The Tribunal’s framework for analysis of Mr. Gregg’s human rights complaint involved looking at Supreme Court of Canada decisions in other, similar cases. The benchmark case is that of Moore v British Columbia (Education), 2012 SCC 61, which provides a three-part test for determining whether an apparent case for discrimination under human rights law has been established. The three parts or questions to be asked are:
- Did the complainant establish on a balance of probabilities that he had a mental or physical disability?
- Did the complainant establish on a balance of probabilities that he experienced an adverse impact?
- Did the complainant establish on a balance of probabilities that his disability was a factor in the adverse impact?
As has been pointed out, the company had no documentary record regarding performance warnings, knowledge of Mr. Gregg’s alcohol problem, or discussion regarding the company EAP. As it is the Tribunal’s job to weigh whatever evidence there is before it, in the absence of a documentary record, the Tribunal had to look at the admission by the supervisor that he knew about Mr. Gregg’s alcoholism. This was deemed to be corroboration of Mr. Gregg’s own testimony that he had informed his supervisor of his drinking problem. Since addiction has been recognized as a form of mental and physical disability, the first part of the test was met. Furthermore, when Mr. Gregg’s alcoholism began to manifest as increasing absences from work to the point that the company was considering termination of employment, a duty arose for the company to make formal inquiries that may have helped in the accommodation process of getting Mr. Gregg into the company EAP.
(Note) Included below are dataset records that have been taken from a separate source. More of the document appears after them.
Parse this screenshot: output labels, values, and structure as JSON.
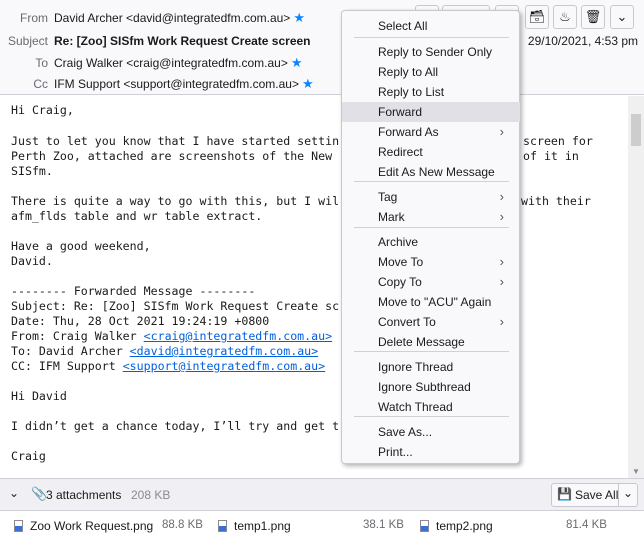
{
  "header": {
    "from_label": "From",
    "from": "David Archer <david@integratedfm.com.au>",
    "subject_label": "Subject",
    "subject": "Re: [Zoo] SISfm Work Request Create screen",
    "to_label": "To",
    "to": "Craig Walker <craig@integratedfm.com.au>",
    "cc_label": "Cc",
    "cc": "IFM Support <support@integratedfm.com.au>",
    "date": "29/10/2021, 4:53 pm"
  },
  "body": {
    "l1": "Hi Craig,",
    "l2": "Just to let you know that I have started settin",
    "l2r": "screen for",
    "l3": "Perth Zoo, attached are screenshots of the New ",
    "l3r": "of it in",
    "l4": "SISfm.",
    "l5": "There is quite a way to go with this, but I wil",
    "l5r": "with their",
    "l6": "afm_flds table and wr table extract.",
    "l7": "Have a good weekend,",
    "l8": "David.",
    "l9": "-------- Forwarded Message --------",
    "l10": "Subject: Re: [Zoo] SISfm Work Request Create sc",
    "l11": "Date: Thu, 28 Oct 2021 19:24:19 +0800",
    "l12a": "From: Craig Walker ",
    "l12b": "<craig@integratedfm.com.au>",
    "l13a": "To: David Archer ",
    "l13b": "<david@integratedfm.com.au>",
    "l14a": "CC: IFM Support ",
    "l14b": "<support@integratedfm.com.au>",
    "l15": "Hi David",
    "l16": "I didn’t get a chance today, I’ll try and get t",
    "l17": "Craig"
  },
  "menu": {
    "items": [
      "Select All",
      "Reply to Sender Only",
      "Reply to All",
      "Reply to List",
      "Forward",
      "Forward As",
      "Redirect",
      "Edit As New Message",
      "Tag",
      "Mark",
      "Archive",
      "Move To",
      "Copy To",
      "Move to \"ACU\" Again",
      "Convert To",
      "Delete Message",
      "Ignore Thread",
      "Ignore Subthread",
      "Watch Thread",
      "Save As...",
      "Print..."
    ]
  },
  "attachments": {
    "count_label": "3 attachments",
    "total_size": "208 KB",
    "save_all": "Save All",
    "files": [
      {
        "name": "Zoo Work Request.png",
        "size": "88.8 KB"
      },
      {
        "name": "temp1.png",
        "size": "38.1 KB"
      },
      {
        "name": "temp2.png",
        "size": "81.4 KB"
      }
    ]
  }
}
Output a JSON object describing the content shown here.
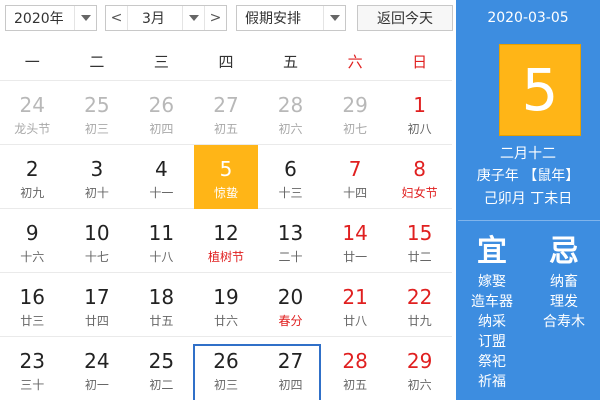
{
  "toolbar": {
    "year": "2020年",
    "month": "3月",
    "prev": "<",
    "next": ">",
    "holiday": "假期安排",
    "today_button": "返回今天"
  },
  "weekdays": [
    "一",
    "二",
    "三",
    "四",
    "五",
    "六",
    "日"
  ],
  "weeks": [
    [
      {
        "day": "24",
        "lunar": "龙头节"
      },
      {
        "day": "25",
        "lunar": "初三"
      },
      {
        "day": "26",
        "lunar": "初四"
      },
      {
        "day": "27",
        "lunar": "初五"
      },
      {
        "day": "28",
        "lunar": "初六"
      },
      {
        "day": "29",
        "lunar": "初七"
      },
      {
        "day": "1",
        "lunar": "初八"
      }
    ],
    [
      {
        "day": "2",
        "lunar": "初九"
      },
      {
        "day": "3",
        "lunar": "初十"
      },
      {
        "day": "4",
        "lunar": "十一"
      },
      {
        "day": "5",
        "lunar": "惊蛰"
      },
      {
        "day": "6",
        "lunar": "十三"
      },
      {
        "day": "7",
        "lunar": "十四"
      },
      {
        "day": "8",
        "lunar": "妇女节"
      }
    ],
    [
      {
        "day": "9",
        "lunar": "十六"
      },
      {
        "day": "10",
        "lunar": "十七"
      },
      {
        "day": "11",
        "lunar": "十八"
      },
      {
        "day": "12",
        "lunar": "植树节"
      },
      {
        "day": "13",
        "lunar": "二十"
      },
      {
        "day": "14",
        "lunar": "廿一"
      },
      {
        "day": "15",
        "lunar": "廿二"
      }
    ],
    [
      {
        "day": "16",
        "lunar": "廿三"
      },
      {
        "day": "17",
        "lunar": "廿四"
      },
      {
        "day": "18",
        "lunar": "廿五"
      },
      {
        "day": "19",
        "lunar": "廿六"
      },
      {
        "day": "20",
        "lunar": "春分"
      },
      {
        "day": "21",
        "lunar": "廿八"
      },
      {
        "day": "22",
        "lunar": "廿九"
      }
    ],
    [
      {
        "day": "23",
        "lunar": "三十"
      },
      {
        "day": "24",
        "lunar": "初一"
      },
      {
        "day": "25",
        "lunar": "初二"
      },
      {
        "day": "26",
        "lunar": "初三"
      },
      {
        "day": "27",
        "lunar": "初四"
      },
      {
        "day": "28",
        "lunar": "初五"
      },
      {
        "day": "29",
        "lunar": "初六"
      }
    ]
  ],
  "panel": {
    "date": "2020-03-05",
    "big_day": "5",
    "lunar_date": "二月十二",
    "ganzhi_year": "庚子年 【鼠年】",
    "ganzhi_month_day": "己卯月 丁未日",
    "yi_title": "宜",
    "ji_title": "忌",
    "yi_items": [
      "嫁娶",
      "造车器",
      "纳采",
      "订盟",
      "祭祀",
      "祈福"
    ],
    "ji_items": [
      "纳畜",
      "理发",
      "合寿木"
    ]
  },
  "colors": {
    "accent_blue": "#3d8de0",
    "today_orange": "#ffb517",
    "weekend_red": "#e02020",
    "selection_border": "#3070c8"
  }
}
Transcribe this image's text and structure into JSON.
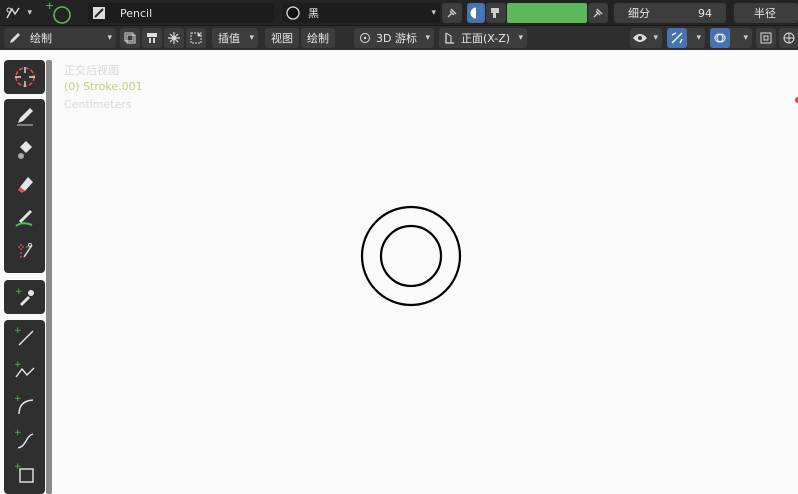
{
  "topbar": {
    "brush_name": "Pencil",
    "material_name": "黑",
    "subdivision_label": "细分",
    "subdivision_value": "94",
    "radius_label": "半径",
    "vertex_color": "#5cb85c"
  },
  "secondbar": {
    "mode_label": "绘制",
    "interpolate_label": "插值",
    "view_label": "视图",
    "draw_label": "绘制",
    "cursor_label": "3D 游标",
    "plane_label": "正面(X-Z)"
  },
  "overlay": {
    "view_name": "正交后视图",
    "object_name": "(0) Stroke.001",
    "units": "Centimeters"
  },
  "colors": {
    "header_bg": "#232323",
    "toolbar_bg": "#2e2e2e",
    "viewport_bg": "#fafafa",
    "accent_blue": "#4772b3",
    "green_accent": "#5cb85c",
    "stroke": "#000000"
  },
  "icons": {
    "editor_type": "editor-type-icon",
    "brush": "pencil-icon",
    "fill": "fill-bucket-icon",
    "erase": "eraser-icon",
    "tint": "tint-brush-icon",
    "cutter": "scissors-icon",
    "eyedropper": "eyedropper-icon",
    "line": "line-icon",
    "polyline": "polyline-icon",
    "arc": "arc-icon",
    "curve": "curve-icon",
    "box": "box-icon"
  }
}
Both parties agreed that the termination of employment constituted an adverse impact, so the second part of the test set out in the Moore decision was established.
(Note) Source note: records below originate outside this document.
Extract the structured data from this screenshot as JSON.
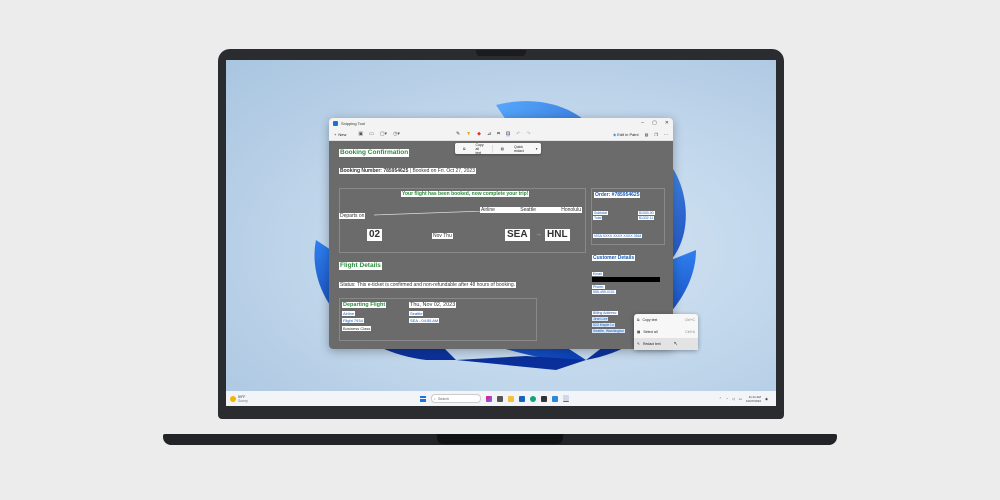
{
  "window": {
    "title": "Snipping Tool",
    "controls": [
      "–",
      "▢",
      "✕"
    ],
    "new_label": "New",
    "edit_in_paint": "Edit in Paint"
  },
  "action_bar": {
    "copy_all_text": "Copy all text",
    "quick_redact": "Quick redact"
  },
  "booking": {
    "heading": "Booking Confirmation",
    "number_label": "Booking Number: 785954625",
    "booked_on": "Booked on Fri. Oct 27, 2023",
    "banner": "Your flight has been booked, now complete your trip!",
    "departs_on": "Departs on",
    "airline": "Airline",
    "seattle": "Seattle",
    "honolulu": "Honolulu",
    "date_num": "02",
    "date_text": "Nov Thu",
    "from_code": "SEA",
    "to_code": "HNL"
  },
  "order": {
    "title": "Order: #785954625",
    "subtotal_label": "Subtotal",
    "subtotal_value": "$1000.00",
    "total_label": "Total",
    "total_value": "$1332.11",
    "card": "VISA XXXX XXXX XXXX 3564"
  },
  "flight_details": {
    "heading": "Flight Details",
    "status": "Status: This e-ticket is confirmed and non-refundable after 48 hours of booking.",
    "departing_flight": "Departing Flight",
    "airline": "Airline",
    "flight_no": "Flight 7934",
    "class": "Business Class",
    "date": "Thu, Nov 02, 2023",
    "city": "Seattle",
    "time": "SEA - 04:55 AM"
  },
  "customer": {
    "heading": "Customer Details",
    "email_label": "Email",
    "phone_label": "Phone:",
    "phone": "555-459-0101",
    "billing_label": "Billing Address:",
    "name": "Jiran Lee",
    "street": "523 Maple Ln",
    "city": "Seattle, Washington"
  },
  "context_menu": {
    "copy_text": "Copy text",
    "copy_text_sc": "Ctrl+C",
    "select_all": "Select all",
    "select_all_sc": "Ctrl+A",
    "redact_text": "Redact text"
  },
  "taskbar": {
    "temp": "59°F",
    "weather": "Sunny",
    "search_placeholder": "Search",
    "time": "11:11 AM",
    "date": "10/27/2023"
  },
  "colors": {
    "accent": "#1a73e8",
    "highlight_green": "#2e8b3e",
    "highlight_blue": "#1a5bb5"
  }
}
Finally, in looking at whether Mr. Gregg had shown that his disability had been a factor in the adverse impact, the Tribunal held that because the supervisor admitted to knowledge of Mr. Gregg’s drinking problem through conversations with him, the duty to make further inquiries arose. The company had a related duty to accommodate Mr. Gregg by getting him into counselling and treatment for his alcohol addiction, rather than ending his employment for the putative reason that he had violated the company’s attendance policy without providing satisfactory reasons.
The human rights Complaint of discrimination in employment practices having been established, the Tribunal awarded $25,000 in general damages plus four months of lost wages, all of which was subject to judgment interest.